Todas apretadas unas contra otras nos movíamos como locas para alcanzar la luz, latíamos incesantes dentro de la tierra que nos acunaba pacientemente preparándonos para lo que vendría, nutriéndonos como lo haría siempre hasta el fin de nuestros días.
Cuando una ínfima parte de nuestro ser vio la claridad ella se encargó que no paráramos, nosotras le ofrecimos más y más raíces que ella se encargó de hacer más y más profundas para sostenernos en nuestro crecimiento.
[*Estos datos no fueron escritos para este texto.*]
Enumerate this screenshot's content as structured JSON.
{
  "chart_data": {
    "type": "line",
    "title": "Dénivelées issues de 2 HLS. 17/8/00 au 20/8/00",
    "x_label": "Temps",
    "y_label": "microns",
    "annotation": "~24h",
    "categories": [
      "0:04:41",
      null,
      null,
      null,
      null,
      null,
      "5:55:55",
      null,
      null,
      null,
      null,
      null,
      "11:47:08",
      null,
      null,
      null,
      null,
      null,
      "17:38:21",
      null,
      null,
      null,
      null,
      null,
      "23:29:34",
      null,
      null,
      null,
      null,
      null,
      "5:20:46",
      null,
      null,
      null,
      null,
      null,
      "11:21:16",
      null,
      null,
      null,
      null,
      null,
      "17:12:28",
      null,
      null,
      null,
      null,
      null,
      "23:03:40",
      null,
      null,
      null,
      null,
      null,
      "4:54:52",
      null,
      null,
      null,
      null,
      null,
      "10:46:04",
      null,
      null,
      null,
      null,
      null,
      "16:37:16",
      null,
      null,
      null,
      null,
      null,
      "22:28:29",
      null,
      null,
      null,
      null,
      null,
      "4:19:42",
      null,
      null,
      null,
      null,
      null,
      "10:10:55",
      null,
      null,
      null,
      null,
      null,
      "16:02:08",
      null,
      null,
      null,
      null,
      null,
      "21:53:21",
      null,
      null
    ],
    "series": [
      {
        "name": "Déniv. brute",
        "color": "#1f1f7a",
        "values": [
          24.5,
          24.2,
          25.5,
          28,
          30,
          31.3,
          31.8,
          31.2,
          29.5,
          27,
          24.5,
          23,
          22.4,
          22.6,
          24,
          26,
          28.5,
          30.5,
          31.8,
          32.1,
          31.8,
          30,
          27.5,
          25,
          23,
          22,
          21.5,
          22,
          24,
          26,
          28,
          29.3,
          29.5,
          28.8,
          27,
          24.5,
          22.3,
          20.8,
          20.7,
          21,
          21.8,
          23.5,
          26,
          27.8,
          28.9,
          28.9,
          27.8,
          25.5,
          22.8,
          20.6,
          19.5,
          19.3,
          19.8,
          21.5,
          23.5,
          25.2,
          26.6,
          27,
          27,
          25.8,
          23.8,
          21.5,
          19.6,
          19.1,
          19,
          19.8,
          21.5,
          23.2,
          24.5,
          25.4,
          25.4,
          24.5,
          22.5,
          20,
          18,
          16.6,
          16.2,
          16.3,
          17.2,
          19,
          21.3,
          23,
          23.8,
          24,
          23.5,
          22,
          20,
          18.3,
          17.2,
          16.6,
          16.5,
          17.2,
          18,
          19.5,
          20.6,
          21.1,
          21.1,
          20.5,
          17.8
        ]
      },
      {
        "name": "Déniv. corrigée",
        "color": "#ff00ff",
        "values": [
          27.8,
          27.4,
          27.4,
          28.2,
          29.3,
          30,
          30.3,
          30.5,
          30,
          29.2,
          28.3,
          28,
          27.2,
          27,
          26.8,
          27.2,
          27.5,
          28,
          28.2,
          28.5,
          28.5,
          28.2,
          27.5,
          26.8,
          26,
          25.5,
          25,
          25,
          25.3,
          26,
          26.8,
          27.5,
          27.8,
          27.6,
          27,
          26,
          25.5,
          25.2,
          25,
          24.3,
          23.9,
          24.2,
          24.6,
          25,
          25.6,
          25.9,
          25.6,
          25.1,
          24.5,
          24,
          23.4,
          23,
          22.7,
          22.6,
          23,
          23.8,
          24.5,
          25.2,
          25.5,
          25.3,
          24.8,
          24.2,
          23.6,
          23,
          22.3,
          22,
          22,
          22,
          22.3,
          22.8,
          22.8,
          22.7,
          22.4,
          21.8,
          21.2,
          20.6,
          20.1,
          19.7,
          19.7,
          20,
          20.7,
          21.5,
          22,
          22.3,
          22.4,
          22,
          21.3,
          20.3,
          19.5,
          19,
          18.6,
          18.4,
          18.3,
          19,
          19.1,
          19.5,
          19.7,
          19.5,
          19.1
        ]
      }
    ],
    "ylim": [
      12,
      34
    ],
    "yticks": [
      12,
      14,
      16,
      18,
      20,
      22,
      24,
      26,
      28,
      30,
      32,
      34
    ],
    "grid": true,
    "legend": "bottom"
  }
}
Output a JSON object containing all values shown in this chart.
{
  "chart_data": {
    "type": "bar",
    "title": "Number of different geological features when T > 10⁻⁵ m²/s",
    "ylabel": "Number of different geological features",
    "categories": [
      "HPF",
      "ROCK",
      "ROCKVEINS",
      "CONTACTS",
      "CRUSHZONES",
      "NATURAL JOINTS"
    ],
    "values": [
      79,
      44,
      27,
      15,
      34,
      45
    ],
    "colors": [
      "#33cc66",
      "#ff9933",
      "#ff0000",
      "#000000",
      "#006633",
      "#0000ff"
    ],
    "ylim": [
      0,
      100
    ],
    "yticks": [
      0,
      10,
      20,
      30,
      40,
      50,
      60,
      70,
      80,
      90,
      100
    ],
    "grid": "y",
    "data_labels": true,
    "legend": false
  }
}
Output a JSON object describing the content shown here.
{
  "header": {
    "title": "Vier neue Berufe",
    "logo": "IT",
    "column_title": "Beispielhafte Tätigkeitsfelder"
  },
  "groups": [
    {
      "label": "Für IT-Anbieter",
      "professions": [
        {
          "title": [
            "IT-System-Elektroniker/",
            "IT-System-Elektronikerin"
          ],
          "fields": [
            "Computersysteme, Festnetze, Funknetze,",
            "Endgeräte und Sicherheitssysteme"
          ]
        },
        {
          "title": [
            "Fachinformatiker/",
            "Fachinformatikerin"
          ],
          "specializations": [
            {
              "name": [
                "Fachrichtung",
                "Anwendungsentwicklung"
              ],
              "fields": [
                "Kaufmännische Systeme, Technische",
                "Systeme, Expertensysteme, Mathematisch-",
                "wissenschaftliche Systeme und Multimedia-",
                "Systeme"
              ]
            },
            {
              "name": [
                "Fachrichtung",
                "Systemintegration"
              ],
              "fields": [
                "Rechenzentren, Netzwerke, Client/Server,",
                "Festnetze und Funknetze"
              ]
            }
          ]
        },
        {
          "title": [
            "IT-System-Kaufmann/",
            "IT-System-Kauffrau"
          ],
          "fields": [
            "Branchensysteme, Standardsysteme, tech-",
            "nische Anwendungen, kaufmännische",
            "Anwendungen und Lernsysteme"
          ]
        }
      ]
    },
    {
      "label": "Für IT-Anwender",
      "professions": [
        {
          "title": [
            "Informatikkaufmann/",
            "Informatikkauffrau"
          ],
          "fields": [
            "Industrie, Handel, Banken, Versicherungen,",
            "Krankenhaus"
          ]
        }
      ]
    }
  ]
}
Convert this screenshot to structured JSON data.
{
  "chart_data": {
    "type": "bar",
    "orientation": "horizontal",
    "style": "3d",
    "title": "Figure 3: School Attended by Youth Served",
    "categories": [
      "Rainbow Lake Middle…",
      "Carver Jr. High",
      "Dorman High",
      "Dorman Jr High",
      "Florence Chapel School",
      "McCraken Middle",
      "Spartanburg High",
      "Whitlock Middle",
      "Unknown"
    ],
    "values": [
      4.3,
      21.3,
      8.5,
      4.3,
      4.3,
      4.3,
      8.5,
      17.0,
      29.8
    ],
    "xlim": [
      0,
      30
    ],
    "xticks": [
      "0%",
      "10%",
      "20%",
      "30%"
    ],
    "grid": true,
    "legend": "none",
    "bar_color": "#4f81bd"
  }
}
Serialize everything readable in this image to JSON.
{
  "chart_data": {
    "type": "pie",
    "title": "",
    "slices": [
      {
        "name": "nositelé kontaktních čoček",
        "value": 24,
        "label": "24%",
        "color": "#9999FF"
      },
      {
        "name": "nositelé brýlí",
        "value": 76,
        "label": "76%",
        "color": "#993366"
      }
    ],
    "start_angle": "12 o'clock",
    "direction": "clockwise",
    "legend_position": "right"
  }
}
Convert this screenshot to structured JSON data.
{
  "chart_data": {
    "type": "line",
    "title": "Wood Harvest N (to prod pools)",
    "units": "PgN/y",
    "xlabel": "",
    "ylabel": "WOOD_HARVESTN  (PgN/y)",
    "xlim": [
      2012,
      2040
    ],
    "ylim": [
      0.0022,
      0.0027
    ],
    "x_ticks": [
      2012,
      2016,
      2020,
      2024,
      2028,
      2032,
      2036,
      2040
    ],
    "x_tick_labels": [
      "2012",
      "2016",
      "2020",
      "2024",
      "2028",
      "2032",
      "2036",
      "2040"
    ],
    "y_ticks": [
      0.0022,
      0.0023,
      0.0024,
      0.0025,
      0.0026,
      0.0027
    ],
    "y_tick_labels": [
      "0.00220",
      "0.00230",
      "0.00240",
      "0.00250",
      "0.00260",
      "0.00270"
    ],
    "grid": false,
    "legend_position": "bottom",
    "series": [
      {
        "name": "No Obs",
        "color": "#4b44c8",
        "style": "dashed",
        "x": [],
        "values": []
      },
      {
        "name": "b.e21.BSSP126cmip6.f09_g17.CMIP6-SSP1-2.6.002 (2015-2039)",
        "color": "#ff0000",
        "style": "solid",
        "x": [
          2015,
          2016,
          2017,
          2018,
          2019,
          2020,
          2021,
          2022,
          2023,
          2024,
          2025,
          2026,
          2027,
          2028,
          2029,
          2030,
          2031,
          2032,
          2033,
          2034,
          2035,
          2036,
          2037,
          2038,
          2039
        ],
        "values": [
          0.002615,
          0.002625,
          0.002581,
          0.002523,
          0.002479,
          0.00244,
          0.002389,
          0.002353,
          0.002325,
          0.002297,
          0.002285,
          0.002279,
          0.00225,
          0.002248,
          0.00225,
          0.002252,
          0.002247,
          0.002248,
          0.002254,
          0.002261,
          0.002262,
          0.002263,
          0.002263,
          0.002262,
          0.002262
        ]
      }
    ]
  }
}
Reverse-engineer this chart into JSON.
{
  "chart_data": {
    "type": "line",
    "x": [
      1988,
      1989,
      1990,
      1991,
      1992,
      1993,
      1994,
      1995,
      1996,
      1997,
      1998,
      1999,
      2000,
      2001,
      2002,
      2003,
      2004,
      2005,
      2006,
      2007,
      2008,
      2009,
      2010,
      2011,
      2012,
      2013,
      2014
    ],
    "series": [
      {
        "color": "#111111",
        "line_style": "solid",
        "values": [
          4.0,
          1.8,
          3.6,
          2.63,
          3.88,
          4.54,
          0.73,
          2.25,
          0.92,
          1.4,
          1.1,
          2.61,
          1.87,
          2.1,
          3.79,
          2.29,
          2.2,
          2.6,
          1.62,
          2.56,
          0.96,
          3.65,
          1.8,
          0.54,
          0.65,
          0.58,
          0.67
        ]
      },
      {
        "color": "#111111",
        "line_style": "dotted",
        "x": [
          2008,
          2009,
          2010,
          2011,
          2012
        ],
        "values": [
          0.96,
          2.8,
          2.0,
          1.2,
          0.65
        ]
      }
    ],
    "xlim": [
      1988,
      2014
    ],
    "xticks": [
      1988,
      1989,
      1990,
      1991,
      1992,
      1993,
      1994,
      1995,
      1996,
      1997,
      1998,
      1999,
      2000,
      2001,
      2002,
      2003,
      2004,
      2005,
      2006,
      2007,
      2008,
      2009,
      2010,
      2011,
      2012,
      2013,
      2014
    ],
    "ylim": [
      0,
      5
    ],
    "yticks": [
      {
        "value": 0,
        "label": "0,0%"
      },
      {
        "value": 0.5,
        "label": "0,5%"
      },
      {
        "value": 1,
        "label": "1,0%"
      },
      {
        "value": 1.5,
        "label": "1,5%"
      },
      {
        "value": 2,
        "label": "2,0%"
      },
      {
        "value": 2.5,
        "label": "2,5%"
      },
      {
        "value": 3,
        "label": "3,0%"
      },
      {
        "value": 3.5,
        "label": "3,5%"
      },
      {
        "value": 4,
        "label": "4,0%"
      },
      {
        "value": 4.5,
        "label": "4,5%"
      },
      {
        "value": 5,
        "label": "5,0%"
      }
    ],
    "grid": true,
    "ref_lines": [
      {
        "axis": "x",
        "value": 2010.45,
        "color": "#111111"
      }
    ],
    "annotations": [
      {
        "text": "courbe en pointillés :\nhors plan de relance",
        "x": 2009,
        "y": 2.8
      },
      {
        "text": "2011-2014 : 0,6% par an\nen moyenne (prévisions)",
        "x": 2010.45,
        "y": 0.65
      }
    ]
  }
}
Ya crecidas - no adultas aún- supimos que otros también colaboraron para que fuéramos quienes somos, el aire aportó lo suyo soplando algunas veces más fuertes que otras: violenta o dulcemente él ha estado presente desde el comienzo, que el agua (¡ay la dulce agüita!) nos bañó y alimentó con sus gotas de miel que -cuando el mundo se ponía loco- hasta llegó a arrazar con nosotras y nosotras libres de rencor –porque la comprendíamos, después de todo el agua es mujer- la consolamos creciendo en otros lugares y con otras formas.
El sol Dios amante de la tierra guiñaba su ojo de fuego finalizando el ciclo.
Somos seres completos: nacemos hembras y en el transcurso de nuestras vidas, mutamos en machos ¿cómo se explica sino que una semilla llegue a ser árbol?
Hoy, después de un largo camino nos encontramos aquí, hemos desarrollado grandes follajes, ramas que se besan unas con otras, hemos florecido y marchitado, deshojado y renacido, hemos vivido y muerto, pero jamás olvidado que alguna vez fuimos un puntito que por obra y gracia de la madre tierra, pudimos nacer.